2016年10月28日発行 1450号

【放射能健診署名実行委員会が福島で行動/駅前で署名・アンケート集め/事故後を撮り続ける写真家と交流】

2日で267筆の署名

 「月桃の花」歌舞団のミュージカル『ガマ人間あらわる』福島公演にあわせて、放射能健康診断100万人署名運動全国実行委員会は10月8、9日に福島駅前で署名と健康調査アンケートの行動を行った。

 初日は雨の中、5人2時間で95筆。2日目は歌舞団のエイサー隊、福島県のメンバーも加わり、おおいに人目をひいて2時間で140筆の協力を得た。公演会場で書いてもらったものを含め、2日間合わせて267筆の署名、69人に健康調査アンケートの回答をしていただいた。

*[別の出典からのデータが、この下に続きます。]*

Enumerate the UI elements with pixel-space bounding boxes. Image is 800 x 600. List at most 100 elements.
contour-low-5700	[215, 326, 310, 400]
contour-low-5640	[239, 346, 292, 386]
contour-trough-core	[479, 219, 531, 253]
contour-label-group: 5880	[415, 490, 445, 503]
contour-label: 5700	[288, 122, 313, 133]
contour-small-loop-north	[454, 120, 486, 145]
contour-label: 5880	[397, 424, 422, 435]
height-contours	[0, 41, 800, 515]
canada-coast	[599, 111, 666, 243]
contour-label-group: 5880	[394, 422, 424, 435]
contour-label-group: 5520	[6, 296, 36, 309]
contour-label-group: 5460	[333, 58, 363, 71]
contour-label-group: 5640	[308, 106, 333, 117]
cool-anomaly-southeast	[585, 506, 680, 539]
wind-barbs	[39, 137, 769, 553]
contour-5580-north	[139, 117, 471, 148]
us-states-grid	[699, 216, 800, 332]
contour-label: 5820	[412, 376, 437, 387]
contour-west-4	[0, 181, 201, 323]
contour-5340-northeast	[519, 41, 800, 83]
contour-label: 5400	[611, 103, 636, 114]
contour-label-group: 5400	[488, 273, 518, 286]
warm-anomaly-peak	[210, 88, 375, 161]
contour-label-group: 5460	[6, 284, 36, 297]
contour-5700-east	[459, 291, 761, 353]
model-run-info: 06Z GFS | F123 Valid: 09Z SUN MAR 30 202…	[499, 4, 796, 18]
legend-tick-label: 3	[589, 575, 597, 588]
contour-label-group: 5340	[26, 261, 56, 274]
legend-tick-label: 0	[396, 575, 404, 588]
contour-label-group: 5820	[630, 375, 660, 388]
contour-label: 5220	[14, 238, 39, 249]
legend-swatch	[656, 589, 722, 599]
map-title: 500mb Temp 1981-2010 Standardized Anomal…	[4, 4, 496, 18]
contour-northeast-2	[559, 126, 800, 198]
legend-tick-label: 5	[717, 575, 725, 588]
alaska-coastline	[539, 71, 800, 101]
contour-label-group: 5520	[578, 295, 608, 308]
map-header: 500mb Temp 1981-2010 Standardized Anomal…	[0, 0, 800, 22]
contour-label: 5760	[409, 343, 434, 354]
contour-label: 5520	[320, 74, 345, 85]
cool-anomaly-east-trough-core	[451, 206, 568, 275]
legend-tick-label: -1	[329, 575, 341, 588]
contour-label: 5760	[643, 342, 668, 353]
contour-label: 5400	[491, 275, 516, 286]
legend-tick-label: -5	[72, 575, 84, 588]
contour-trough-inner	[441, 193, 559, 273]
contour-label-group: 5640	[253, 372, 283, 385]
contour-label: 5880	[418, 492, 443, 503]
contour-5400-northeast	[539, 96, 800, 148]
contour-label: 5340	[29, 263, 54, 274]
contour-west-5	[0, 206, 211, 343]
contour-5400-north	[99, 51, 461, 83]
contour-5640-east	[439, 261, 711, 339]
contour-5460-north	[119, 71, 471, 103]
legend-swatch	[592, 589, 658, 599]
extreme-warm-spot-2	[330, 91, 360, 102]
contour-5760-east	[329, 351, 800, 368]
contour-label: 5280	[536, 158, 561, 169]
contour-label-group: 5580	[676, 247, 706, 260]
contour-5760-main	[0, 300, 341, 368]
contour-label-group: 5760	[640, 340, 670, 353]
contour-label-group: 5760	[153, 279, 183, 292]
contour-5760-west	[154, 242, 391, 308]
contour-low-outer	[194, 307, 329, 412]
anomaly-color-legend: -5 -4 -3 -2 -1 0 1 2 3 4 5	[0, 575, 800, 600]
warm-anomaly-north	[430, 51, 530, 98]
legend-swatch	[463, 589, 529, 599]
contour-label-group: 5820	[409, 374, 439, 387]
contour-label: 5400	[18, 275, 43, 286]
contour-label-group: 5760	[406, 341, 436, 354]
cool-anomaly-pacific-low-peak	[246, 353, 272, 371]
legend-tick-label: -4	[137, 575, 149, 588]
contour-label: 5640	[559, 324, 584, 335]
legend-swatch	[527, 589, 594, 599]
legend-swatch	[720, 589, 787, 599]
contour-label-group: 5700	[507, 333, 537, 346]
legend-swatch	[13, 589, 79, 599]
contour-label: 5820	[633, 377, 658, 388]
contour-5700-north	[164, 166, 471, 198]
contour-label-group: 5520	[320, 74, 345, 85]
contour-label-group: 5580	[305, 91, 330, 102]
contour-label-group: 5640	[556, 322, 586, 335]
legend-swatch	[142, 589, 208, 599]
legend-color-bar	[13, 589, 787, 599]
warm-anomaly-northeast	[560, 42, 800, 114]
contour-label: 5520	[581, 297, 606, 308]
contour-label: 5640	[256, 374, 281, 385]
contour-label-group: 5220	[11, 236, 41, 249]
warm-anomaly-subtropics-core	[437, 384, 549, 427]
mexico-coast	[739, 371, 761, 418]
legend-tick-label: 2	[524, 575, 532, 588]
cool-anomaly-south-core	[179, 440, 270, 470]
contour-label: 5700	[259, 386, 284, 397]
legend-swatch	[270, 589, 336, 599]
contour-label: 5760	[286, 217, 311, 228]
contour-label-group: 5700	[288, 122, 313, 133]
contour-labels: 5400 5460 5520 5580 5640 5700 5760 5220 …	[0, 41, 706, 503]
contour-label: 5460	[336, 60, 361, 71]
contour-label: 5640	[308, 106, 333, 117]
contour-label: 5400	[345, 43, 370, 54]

 回答の中には、白血病や血液異常を記入した方もいた。用紙の裏側一面にびっしりと、福島県の住民の気持ちを他の地域の人が理解してくれないことをつづった人もいた。調査開始以来今回も含めて、自覚症状では疲労感を訴える人が多数を占めた。行政への要望事項として、情報を開示すること、健康診断を実施することを求めたものが多い結果となっている。

心動かす生々しい写真

 9日の行動のあとで飛田晋秀(ひだしんしゅう)さんとの交流会を行った。

 飛田さんは原発事故の写真で高名な写真家だが、撮影対象は主に帰宅困難区域内となっている。スライド上映では、無人の町、泥棒に荒らされた家屋等の生々しい絵の数々。主(あるじ)がイノシシとなった家屋の中の写真からは、布団についた臭いまで伝わってくるようだった。滞在時間が限られている中での撮影の緊張感がよく伝わってきた。事故当時入院していたご友人から、原発事故の様子を記録にとどめておくように頼まれて始めたという。初期の目的を貫徹していることが人の心を動かす作品につながっているのだと思った。

 前日には私たちと宿泊してくださり、そのときにも話を聞いた。福島第一原発の近くに計画されている除染土の中間貯蔵施設の用地買収がほとんど進んでいないことが知られている。その背景には、地権者が登記当時の子孫に移っているため、すべての該当者の同意を得ることが絶望的に困難になっている事情があるという。こうしたことは現地をよく知っている人でなければ知り得ないことだ。

 今回の行動で、署名やアンケート調査に初めて参加したメンバーもいた。人、材料ともに基礎を固めることにつながった。この成果を大切にして、放射能健康診断署名運動を盛り上げてゆき、私たちと多くの人びとの命・健康を守るための貴重な通過点にしたい。